How Edge IP Binding works
Here, you'll find a basic description of Edge IP Binding and the various components involved.
The original issue: Unicast Routing
Unicast is a network addressing and routing method that relies on a one-to-one relationship between a sender and receiver. In Unicast, each node on the network is identified by a unique IP address. This is the traditional way TCP/IP is designed to work. Unfortunately, it doesn't always produce the most efficient results, as some requests travel a long distance to reach the destination IP address. There’s also a high risk of overwhelming the destination servers with too much traffic.
The potential solution: Anycast Routing
Anycast Routing is different because multiple server groups in various locations can share the same CIDR block of IP addresses. Routers use the Border Gateway Protocol (BGP) or other routing protocols to locate the optimal machine identified by the CIDR block of the requested destination IP address. This gives you a one-to-nearest relationship and brings content closer to the end users.

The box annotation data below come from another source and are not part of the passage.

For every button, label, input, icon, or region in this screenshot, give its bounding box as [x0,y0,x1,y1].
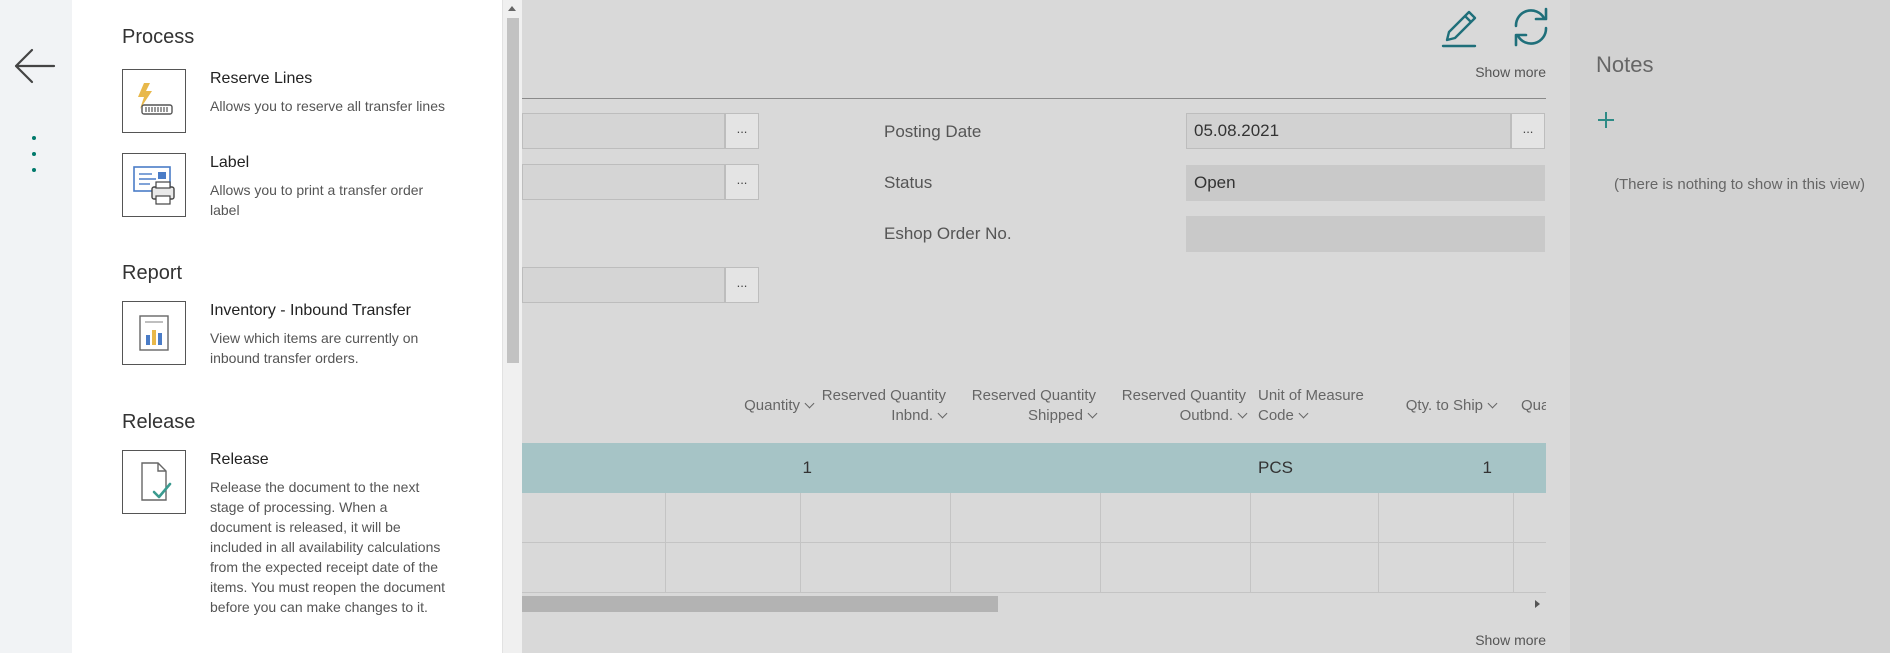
column-header-unit-of-measure[interactable]: Unit of Measure Code [1258,386,1364,426]
column-header-label: Inbnd. [891,407,933,424]
cell-unit-of-measure[interactable]: PCS [1258,443,1293,493]
scroll-up-icon[interactable] [508,6,516,11]
action-reserve-lines[interactable]: Reserve Lines Allows you to reserve all … [122,69,462,133]
lookup-button[interactable]: ... [725,164,759,200]
lookup-button[interactable]: ... [725,113,759,149]
edit-pencil-icon[interactable] [1437,4,1481,50]
section-title-report: Report [122,262,183,284]
section-title-process: Process [122,26,195,48]
cell-qty-to-ship[interactable]: 1 [1483,443,1492,493]
refresh-icon[interactable] [1508,4,1554,50]
scroll-right-icon[interactable] [1535,600,1540,608]
lookup-button[interactable]: ... [725,267,759,303]
column-header-truncated[interactable]: Qua [1521,396,1546,416]
show-more-link[interactable]: Show more [1475,64,1546,80]
table-row[interactable]: 1 PCS 1 [522,443,1546,493]
transfer-order-card: Show more ... ... ... Posting Date 05.08… [522,0,1570,653]
column-header-reserved-qty-outbnd[interactable]: Reserved Quantity Outbnd. [1121,386,1248,426]
action-title: Release [210,451,269,468]
field-input[interactable] [522,113,725,149]
eshop-order-no-value [1186,216,1545,252]
action-label[interactable]: Label Allows you to print a transfer ord… [122,153,462,218]
cell-divider [1513,543,1514,592]
field-input[interactable] [522,267,725,303]
date-picker-button[interactable]: ... [1511,113,1545,149]
cell-divider [1250,493,1251,542]
cell-divider [800,543,801,592]
action-title: Inventory - Inbound Transfer [210,302,411,319]
cell-divider [950,493,951,542]
action-release[interactable]: Release Release the document to the next… [122,450,462,640]
cell-divider [665,543,666,592]
action-description: Allows you to reserve all transfer lines [210,98,445,114]
status-label: Status [884,173,933,192]
chevron-down-icon [937,408,948,419]
left-rail [0,0,72,653]
field-input[interactable] [522,164,725,200]
chevron-down-icon [1487,398,1498,409]
column-header-label: Reserved Quantity [971,387,1096,404]
back-arrow-icon[interactable] [12,44,58,88]
column-header-label: Reserved Quantity [821,387,946,404]
cell-quantity[interactable]: 1 [803,443,812,493]
action-title: Label [210,154,250,171]
cell-divider [1100,493,1101,542]
action-inventory-inbound-transfer[interactable]: Inventory - Inbound Transfer View which … [122,301,462,366]
cell-divider [1250,543,1251,592]
chevron-down-icon [1087,408,1098,419]
status-value: Open [1186,165,1545,201]
column-header-qty-to-ship[interactable]: Qty. to Ship [1405,396,1498,416]
section-divider [522,98,1546,99]
posting-date-label: Posting Date [884,122,982,141]
section-title-release: Release [122,411,196,433]
notes-empty-message: (There is nothing to show in this view) [1614,176,1865,193]
table-row[interactable] [522,493,1546,543]
action-description: View which items are currently on inboun… [210,330,419,366]
column-header-label: Unit of Measure [1258,387,1364,404]
notes-title: Notes [1596,52,1654,77]
scrollbar-thumb[interactable] [522,596,998,612]
column-header-quantity[interactable]: Quantity [744,396,815,416]
more-options-icon[interactable] [26,136,42,182]
column-header-reserved-qty-inbnd[interactable]: Reserved Quantity Inbnd. [821,386,948,426]
lines-grid-header: Quantity Reserved Quantity Inbnd. Reserv… [522,380,1546,432]
release-document-icon [122,450,186,514]
printer-label-icon [122,153,186,217]
show-more-link[interactable]: Show more [1475,632,1546,648]
chevron-down-icon [1298,408,1309,419]
cell-divider [800,493,801,542]
grid-horizontal-scrollbar[interactable] [522,594,1546,614]
action-panel: Process Reserve Lines Allows you to rese… [72,0,522,653]
column-header-reserved-qty-shipped[interactable]: Reserved Quantity Shipped [971,386,1098,426]
column-header-label: Outbnd. [1179,407,1233,424]
posting-date-input[interactable]: 05.08.2021 [1186,113,1511,149]
column-header-label: Qty. to Ship [1405,397,1483,414]
chevron-down-icon [1237,408,1248,419]
column-header-label: Code [1258,407,1294,424]
action-description: Release the document to the next stage o… [210,479,446,615]
column-header-label: Reserved Quantity [1121,387,1246,404]
eshop-order-no-label: Eshop Order No. [884,224,1012,243]
report-chart-icon [122,301,186,365]
panel-scrollbar[interactable] [502,0,522,653]
table-row[interactable] [522,543,1546,593]
column-header-label: Shipped [1027,407,1083,424]
add-note-plus-icon[interactable] [1596,110,1616,130]
notes-pane: Notes (There is nothing to show in this … [1570,0,1890,653]
scrollbar-thumb[interactable] [507,18,519,363]
cell-divider [1378,543,1379,592]
cell-divider [665,493,666,542]
chevron-down-icon [804,398,815,409]
action-title: Reserve Lines [210,70,313,87]
action-description: Allows you to print a transfer order lab… [210,182,424,218]
cell-divider [1513,493,1514,542]
cell-divider [1100,543,1101,592]
reserve-lines-icon [122,69,186,133]
column-header-label: Qua [1521,397,1546,414]
column-header-label: Quantity [744,397,800,414]
cell-divider [1378,493,1379,542]
cell-divider [950,543,951,592]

Alone, Anycast can have its own set of issues. Too many server stacks sharing the same CIDR block can pollute BGP routing tables, and it doesn't consider server load, capacity, or availability.
The actual solution: Edge IP Binding
Edge IP Binding uses Anycast routing to provide a fixed set of IP addresses or CIDR blocks to serve traffic over the Akamai Edge network.
We use Anycast routing method coupled with proprietary mapping schemes to identify the best edge server to respond to the client's request. Edge IP Binding accesses the edge server with details on how and where to respond. That edge server then responds to the request pretending to use an IP address included in the initial client request—one of several fixed IP addresses that have been assigned for your use after configuring Edge IP Binding.
A brief outline of the Edge IP Binding workflow
Edge IP Binding set up
Once Edge IP Binding has been provisioned for your use, you create a property in Property Manager for a supported product, for example Adaptive Media Delivery. You enable Edge IP Binding while configuring the property hostname. This generates a unique Edge IP Binding-enabled edge hostname that gets assigned up to 20 unique Anycast IP addresses.
The Edge IP Binding request flow
- The end user (client) requests content from your domain. You use your domain to set up a property hostname in Property Manager and map it to an edge hostname.
- Akamai DNS server provides the IP of the Edge IP Binding server in the DNS response.
- Client connects to the Edge IP Binding server. Based on the Akamai end user mapping, Edge IP Binding determines the appropriate edge server that's closest to the client.
- Edge IP Binding server encapsulates the request packets and forwards them to the selected edge server.
- The edge server decapsulates the packets and generates the response from its cache or, if applicable, from your origin server. The edge server sends the content directly to the client using the IP address included in the initial client request—one of several fixed IP addresses that have been assigned for your use by Edge IP Binding.
Additional points on Edge IP Binding
- Edge IP Binding allows for delivery at full scale, without expanding the IP address range.
- Return traffic is from the Edge IP Binding Anycast address.
- Edge IP Binding supports both HTTP and HTTPS.